Stress, in its various forms, is a major cause of relapse. Addicts who have relapsed and survived tell us that those are the sorts of situations that triggered their use. Not great tragedies, but the little things: the everyday tensions, marital spats, seeing friends drink or use other drugs, driving through the old neighborhood. These things trigger our addictions because they are familiar solutions, and we don’t yet have other habits to replace the old stuff. It takes years to get rid of those unexpected urges (or to learn to laugh at our addict thinking and ignore them). While we’re learning, stress is not our friend. And who/what are the best things to trigger stress in a newly-recovering person? Old “people, places and things.”

Treatment, halfway houses and meetings are places where we are accepted unconditionally, without regard to what we have done in the past, but with support for what we are trying to accomplish in the present. There we are surrounded by people who have slogged many long miles in our shoes. We are safe there, free of the old triggers, while we slowly learn the new habits of sobriety that will replace the deeply-ingrained habits of addiction. Families can help by understanding this, and by the willingness to delay their wants a little bit longer. That will help improve the chances that their addict will return to them for for the long run, not just until the next run.

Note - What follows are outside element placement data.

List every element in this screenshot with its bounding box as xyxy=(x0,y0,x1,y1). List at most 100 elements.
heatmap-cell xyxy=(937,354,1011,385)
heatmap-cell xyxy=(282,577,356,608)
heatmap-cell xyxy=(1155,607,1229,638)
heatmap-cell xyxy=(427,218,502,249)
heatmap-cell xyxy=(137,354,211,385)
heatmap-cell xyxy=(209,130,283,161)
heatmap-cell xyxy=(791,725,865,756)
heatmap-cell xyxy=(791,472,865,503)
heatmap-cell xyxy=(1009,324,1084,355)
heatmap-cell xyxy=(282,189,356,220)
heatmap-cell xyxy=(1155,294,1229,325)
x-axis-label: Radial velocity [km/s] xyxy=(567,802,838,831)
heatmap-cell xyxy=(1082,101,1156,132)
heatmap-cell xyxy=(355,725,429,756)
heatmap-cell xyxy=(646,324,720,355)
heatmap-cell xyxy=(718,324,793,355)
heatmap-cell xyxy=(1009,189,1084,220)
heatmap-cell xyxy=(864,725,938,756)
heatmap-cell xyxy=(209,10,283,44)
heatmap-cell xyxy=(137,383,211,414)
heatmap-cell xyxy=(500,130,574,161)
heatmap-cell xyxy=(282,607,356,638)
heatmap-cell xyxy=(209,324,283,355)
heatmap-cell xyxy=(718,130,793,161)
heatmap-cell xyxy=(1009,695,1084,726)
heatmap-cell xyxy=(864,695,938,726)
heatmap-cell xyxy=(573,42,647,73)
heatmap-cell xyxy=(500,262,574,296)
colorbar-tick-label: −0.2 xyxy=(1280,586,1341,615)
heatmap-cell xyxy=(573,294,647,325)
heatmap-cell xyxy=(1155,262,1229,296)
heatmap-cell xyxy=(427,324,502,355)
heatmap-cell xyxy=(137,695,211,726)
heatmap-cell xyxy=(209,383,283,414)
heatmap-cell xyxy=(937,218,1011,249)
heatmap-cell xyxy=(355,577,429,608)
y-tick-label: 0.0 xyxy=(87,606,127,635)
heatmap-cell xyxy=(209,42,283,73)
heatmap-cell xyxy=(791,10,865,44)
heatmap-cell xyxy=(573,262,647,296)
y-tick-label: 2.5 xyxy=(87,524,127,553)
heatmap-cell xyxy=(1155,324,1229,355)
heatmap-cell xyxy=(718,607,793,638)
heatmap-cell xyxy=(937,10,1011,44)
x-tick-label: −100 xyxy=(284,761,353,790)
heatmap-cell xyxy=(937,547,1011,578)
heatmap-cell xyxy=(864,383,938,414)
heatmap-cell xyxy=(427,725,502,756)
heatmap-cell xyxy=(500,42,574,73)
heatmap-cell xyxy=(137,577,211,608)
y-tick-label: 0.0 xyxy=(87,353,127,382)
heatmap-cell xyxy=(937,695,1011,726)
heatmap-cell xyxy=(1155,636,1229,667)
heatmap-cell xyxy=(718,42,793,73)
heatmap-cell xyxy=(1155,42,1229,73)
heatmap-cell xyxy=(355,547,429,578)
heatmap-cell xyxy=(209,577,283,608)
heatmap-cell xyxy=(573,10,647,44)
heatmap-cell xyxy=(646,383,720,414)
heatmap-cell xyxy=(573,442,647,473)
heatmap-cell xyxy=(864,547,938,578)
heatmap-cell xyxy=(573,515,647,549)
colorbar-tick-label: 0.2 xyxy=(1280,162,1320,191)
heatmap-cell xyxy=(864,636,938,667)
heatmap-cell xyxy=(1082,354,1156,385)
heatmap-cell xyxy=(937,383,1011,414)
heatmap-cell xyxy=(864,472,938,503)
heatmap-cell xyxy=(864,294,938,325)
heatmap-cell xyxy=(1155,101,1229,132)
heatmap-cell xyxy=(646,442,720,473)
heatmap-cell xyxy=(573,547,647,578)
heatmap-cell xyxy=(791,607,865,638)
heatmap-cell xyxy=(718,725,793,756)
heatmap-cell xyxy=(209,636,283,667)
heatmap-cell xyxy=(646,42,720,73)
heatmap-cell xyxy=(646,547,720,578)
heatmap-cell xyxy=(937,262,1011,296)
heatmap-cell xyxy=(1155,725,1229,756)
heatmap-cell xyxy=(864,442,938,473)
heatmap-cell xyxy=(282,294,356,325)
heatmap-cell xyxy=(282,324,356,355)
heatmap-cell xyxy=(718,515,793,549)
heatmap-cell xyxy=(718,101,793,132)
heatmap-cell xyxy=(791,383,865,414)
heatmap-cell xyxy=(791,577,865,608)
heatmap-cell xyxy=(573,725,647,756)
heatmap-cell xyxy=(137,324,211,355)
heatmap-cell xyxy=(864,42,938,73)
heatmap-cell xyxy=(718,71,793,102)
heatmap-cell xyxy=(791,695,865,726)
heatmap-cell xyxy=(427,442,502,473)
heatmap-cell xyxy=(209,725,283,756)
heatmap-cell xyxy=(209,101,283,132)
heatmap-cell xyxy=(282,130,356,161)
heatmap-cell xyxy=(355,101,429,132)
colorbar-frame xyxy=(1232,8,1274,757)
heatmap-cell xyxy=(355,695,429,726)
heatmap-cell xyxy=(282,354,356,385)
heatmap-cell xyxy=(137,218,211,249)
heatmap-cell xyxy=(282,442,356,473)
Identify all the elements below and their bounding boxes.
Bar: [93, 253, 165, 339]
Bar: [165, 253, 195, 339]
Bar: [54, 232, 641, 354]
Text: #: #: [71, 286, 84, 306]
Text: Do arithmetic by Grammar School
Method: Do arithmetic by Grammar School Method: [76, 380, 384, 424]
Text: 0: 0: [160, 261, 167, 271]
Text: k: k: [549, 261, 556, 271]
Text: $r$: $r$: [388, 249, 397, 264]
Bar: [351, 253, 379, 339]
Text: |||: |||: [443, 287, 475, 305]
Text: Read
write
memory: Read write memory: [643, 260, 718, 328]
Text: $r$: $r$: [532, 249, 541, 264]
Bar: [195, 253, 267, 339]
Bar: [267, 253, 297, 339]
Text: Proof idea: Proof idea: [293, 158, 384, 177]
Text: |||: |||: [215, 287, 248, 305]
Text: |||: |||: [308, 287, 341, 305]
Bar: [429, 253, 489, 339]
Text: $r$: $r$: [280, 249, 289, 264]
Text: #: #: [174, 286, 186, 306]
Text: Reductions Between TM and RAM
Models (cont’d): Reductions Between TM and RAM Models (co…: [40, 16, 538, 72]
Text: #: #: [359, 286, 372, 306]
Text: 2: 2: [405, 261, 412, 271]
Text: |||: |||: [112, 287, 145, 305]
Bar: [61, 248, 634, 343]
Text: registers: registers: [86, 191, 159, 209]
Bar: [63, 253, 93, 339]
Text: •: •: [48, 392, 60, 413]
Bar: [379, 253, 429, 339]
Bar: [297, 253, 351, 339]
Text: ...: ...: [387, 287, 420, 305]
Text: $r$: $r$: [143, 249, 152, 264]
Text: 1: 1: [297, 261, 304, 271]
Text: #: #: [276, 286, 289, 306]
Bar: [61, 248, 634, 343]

Geographic Cures and Denial

Q. I've heard people at meetings refer to “geographicals,” or “geographical cures.” What's that about?

Hand-drawn map of North America, 1811 -- Library of Congress, Geography and Map Division

A geographical cure is an attempt to avoid the reality of our addiction by changing location.  They are a form of denial, a defense mechanism in which we are faced with a fact that is too uncomfortable to accept and so we convince ourselves that it is not true despite what may be overwhelming evidence.

Excuses are a major form of denial. We learn their usefulness as small children: “She hit me first!” We usually grow out of that phase, but for addicts the need to make excuses and convince ourselves and others that we're really okay is our way of protecting the addiction. We say things like, “If you were married to that bitch,” or “If you'd seen the things I've seen…,” all of which, we have convinced ourselves, justify our drinking, drugging or whatever we may prefer not to look at too closely. (If we did, we might have to do something about it.)

So, when things get rough, we sometimes convince ourselves that all we need is a fresh start in a new place, and we'll be able to get our lives back under control. However, unless our geographical cure has also involved detox, treatment and a program of recovery, we discover that it doesn't take long for the things that we thought we'd left behind to hop out of the trees and right onto our backs again.

We failed to consider one of life's major truths: No Matter Where You Go, There You Are!  We need to change our way of living, not where we live.

Hitting the road doesn't solve our problems, it just means that we have to face them in a strange place, among strangers.  If, however, we decide to get out of the old neighborhood and get some help, that's not necessarily such a bad idea.